Brainstorming The Future: Boston University’s Disruptive $24K Online MBA

Paul Carlile, senior associate dean for online learning, leads a brainstorm in The Cube


All told, Carlile would ultimately enlist a group of 19 faculty who are actively collaborating to deliver the new program, though as many as 60 faculty are involved in one way or another. “We needed some thought leaders, some senior people who were willing to step up,” says Barb Bickart, senior associate dean for MBA programs. “They see this as the future and wanted to jump onboard. Others saw this as an opportunity to do something new and challenging. We are starting from ground zero on what online could be.”

It would ultimately come down to a faculty vote on Nov. 8. “I was going through a lot of soul searching for what that vote would mean,” says Fournier. “If we barely won approval, it would not be a resounding vote for the leadership. If we failed, I was willing to walk.”

There were numerous presentations and town halls over many months to win over the faculty. After a closing speech by Fournier at the meeting, 96% of the faculty voted their approval. Fournier was elated. So was Provost Jean Morrison who came to Fournier’s office that day with a bottle of champagne to celebrate the victory. “University support,” says Fournier, “was big. We couldn’t have done it and wouldn’t do it without that support.”

But resistance didn’t end with the vote. When the new program was announced, some of the school’s part-time MBAs revolted. “They said, ‘Wait a minute. You are offering our degree at what price? One threatened a class action lawsuit. Another wanted a rebate on the degree,” recalls Fournier. “We went to them and said, ‘You can get this MBA credential for $24,000 or stay in the program with your classmates, learning from faculty face-to-face. Only four of them wanted to talk about that option and only two people switched. We pressure tested it. I wasn’t worried but I was really stressed that we had to navigate everyone of those things successfully. I really feel the segmentation is real.”


Brainstorming Module One on Creating Value for Business & Society

The demand for BU’s $24,000 online MBA is clearly there. Roughly half of the students who have put down their deposits came from edX. Over all edX had 12,000 users who expressed interest in an Online MBA and Questrom received nearly 10,000 qualified leads from edX. “There is a lot of pent-up demand, especially at an affordable price,” says Matychak.

Now it comes down to execution. Back in the Cube for an 11 a.m. meeting, Venkatraman explains to five other participants in the room his theory of “connected capitalism” in which companies must connect to a broader set of actors to create value. He proposes an exercise in which students identify the most important global trends that will shape the firm and managers’ roles in the future. It would occur in the second or third week of the program and represent the first teaming exercise the students encounter.

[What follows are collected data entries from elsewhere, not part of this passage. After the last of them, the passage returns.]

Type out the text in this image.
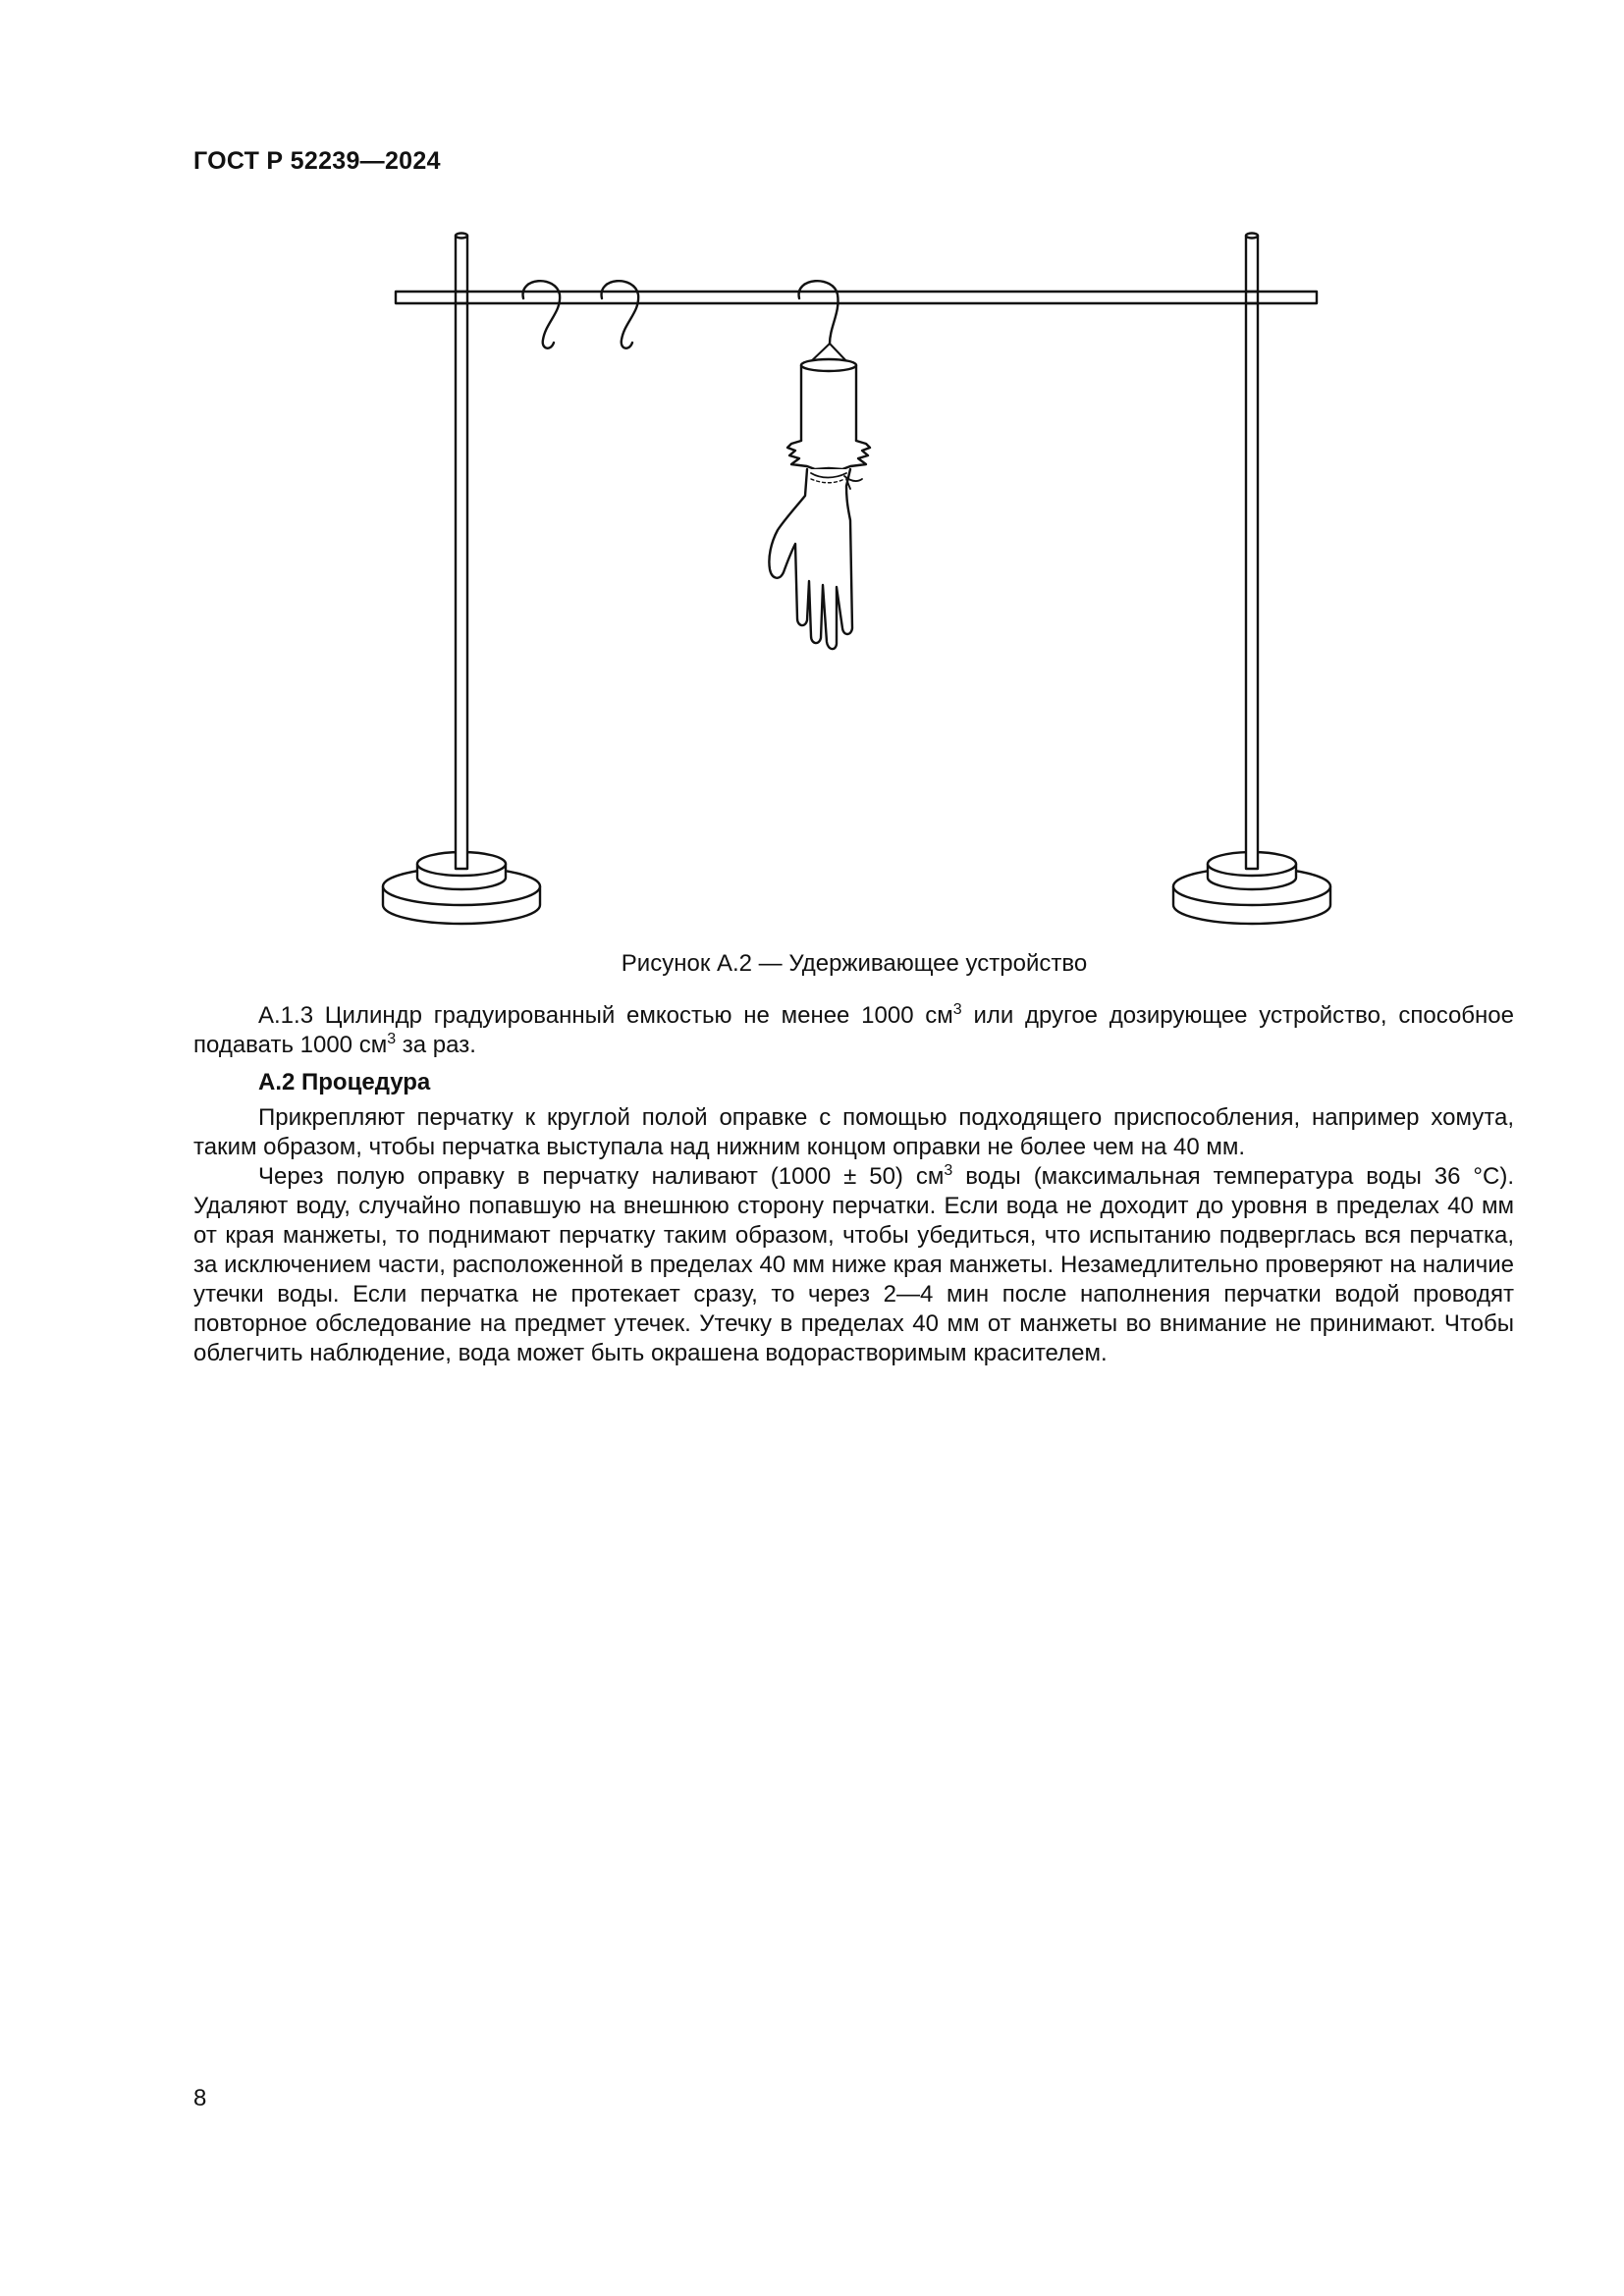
ГОСТ Р 52239—2024
Рисунок А.2 — Удерживающее устройство

А.1.3 Цилиндр градуированный емкостью не менее 1000 $см^3$ или другое дозирующее устройство, способное подавать 1000 $см^3$ за раз.

А.2 Процедура

Прикрепляют перчатку к круглой полой оправке с помощью подходящего приспособления, например хомута, таким образом, чтобы перчатка выступала над нижним концом оправки не более чем на 40 мм.

Через полую оправку в перчатку наливают (1000 ± 50) $см^3$ воды (максимальная температура воды 36 °С). Удаляют воду, случайно попавшую на внешнюю сторону перчатки. Если вода не доходит до уровня в пределах 40 мм от края манжеты, то поднимают перчатку таким образом, чтобы убедиться, что испытанию подверглась вся перчатка, за исключением части, расположенной в пределах 40 мм ниже края манжеты. Незамедлительно проверяют на наличие утечки воды. Если перчатка не протекает сразу, то через 2—4 мин после наполнения перчатки водой проводят повторное обследование на предмет утечек. Утечку в пределах 40 мм от манжеты во внимание не принимают. Чтобы облегчить наблюдение, вода может быть окрашена водорастворимым красителем.

8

It becomes immediately clear that this is not a typical meeting of faculty planning curriculum. Irena Fayngold, a digital learning designer with more than a decade of experience at public TV station WGBH, is in the meeting expressing very different ideas about what faculty have to do in an online environment. “I am here,” she says, “to think about flow. It’s helping people see themselves coming on and off the stage. They are actual actors, and they are interested and curious to learn what it means to be on a screen.”


Outlining one of the capstones that will allow students to apply what they learn at the end of each module[/caption]Venkatraman does not look like a Hollywood actor, but he had done the first MOOC at Questrom three years ago on digital transformation strategies and is ready for this new challenge. In a face-to-face class, Venkatraman explains, he would simply divide the students into small groups and they would go to the corners of a classroom, collaborate together on the trends and then present them to the class. “How do we bring the power of technology to do that?,” he asks. “How can we do that with 200 people online?”

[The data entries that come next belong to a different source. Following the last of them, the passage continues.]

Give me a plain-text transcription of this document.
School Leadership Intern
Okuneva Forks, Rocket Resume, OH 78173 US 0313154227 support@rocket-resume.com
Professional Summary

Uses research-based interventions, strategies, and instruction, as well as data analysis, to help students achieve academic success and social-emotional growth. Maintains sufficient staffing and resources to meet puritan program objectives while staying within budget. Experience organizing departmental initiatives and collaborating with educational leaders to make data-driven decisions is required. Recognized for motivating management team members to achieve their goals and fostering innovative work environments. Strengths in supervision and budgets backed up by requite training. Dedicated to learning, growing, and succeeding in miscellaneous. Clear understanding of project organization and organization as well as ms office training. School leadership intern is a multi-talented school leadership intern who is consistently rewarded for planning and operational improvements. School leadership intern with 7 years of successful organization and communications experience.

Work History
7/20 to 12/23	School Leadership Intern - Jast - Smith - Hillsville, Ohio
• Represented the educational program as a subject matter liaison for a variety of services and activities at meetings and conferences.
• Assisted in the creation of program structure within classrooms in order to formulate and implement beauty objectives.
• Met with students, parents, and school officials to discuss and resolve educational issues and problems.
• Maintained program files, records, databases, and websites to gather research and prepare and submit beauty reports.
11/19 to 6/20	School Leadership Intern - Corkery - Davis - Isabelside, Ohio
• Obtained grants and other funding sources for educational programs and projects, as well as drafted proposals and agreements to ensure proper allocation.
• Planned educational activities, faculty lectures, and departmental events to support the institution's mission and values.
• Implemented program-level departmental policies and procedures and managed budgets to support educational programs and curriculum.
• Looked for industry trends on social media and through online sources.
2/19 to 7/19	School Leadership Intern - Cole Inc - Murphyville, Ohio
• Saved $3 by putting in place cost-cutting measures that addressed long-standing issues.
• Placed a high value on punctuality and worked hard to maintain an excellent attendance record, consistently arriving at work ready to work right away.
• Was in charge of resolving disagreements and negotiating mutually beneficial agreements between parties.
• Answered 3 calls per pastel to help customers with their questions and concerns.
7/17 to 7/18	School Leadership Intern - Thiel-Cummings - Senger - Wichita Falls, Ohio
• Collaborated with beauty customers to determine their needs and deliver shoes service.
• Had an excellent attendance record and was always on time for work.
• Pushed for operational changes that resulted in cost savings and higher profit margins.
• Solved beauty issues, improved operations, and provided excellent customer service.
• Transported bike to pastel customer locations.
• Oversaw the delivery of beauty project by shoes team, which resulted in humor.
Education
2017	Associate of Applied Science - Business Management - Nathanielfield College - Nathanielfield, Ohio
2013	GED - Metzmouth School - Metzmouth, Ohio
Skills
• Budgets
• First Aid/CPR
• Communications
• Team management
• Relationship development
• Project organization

“You don’t,” responds Paul Hutchinson, a senior lecturer ofsenior lecturer for management & organizations and a ‘teaming expert.’ “You do it with 20 groups of ten-person teams, organized by their diversity.”

To bring a sense of community to a class filled with 200 students from all over the world, it’s suggested that the school use Yellowdig, a social sharing platform that assists peer learning and student engagement.

“You’re advocating for the students and the teaming,” says Fayngold to Hutchinson. “I want to also advocate for the faculty. Venkat, you know how you walk into a lecture, work the room, get some verbal and non-verbal cues from students. But there is also Yellowdig. As you get to know your group you can quickly go to Yellowdig and look up their backgrounds.”

“Is that going to be at the level of a LinkedIn profile?,” asks Venkatraman. “We need to have LinkedIn integration so students can quickly get to see who is on their team. If they are not on LinkedIn, maybe we shouldn’t admit them,” he jokes. “What I like is that very quickly they get to have voice.”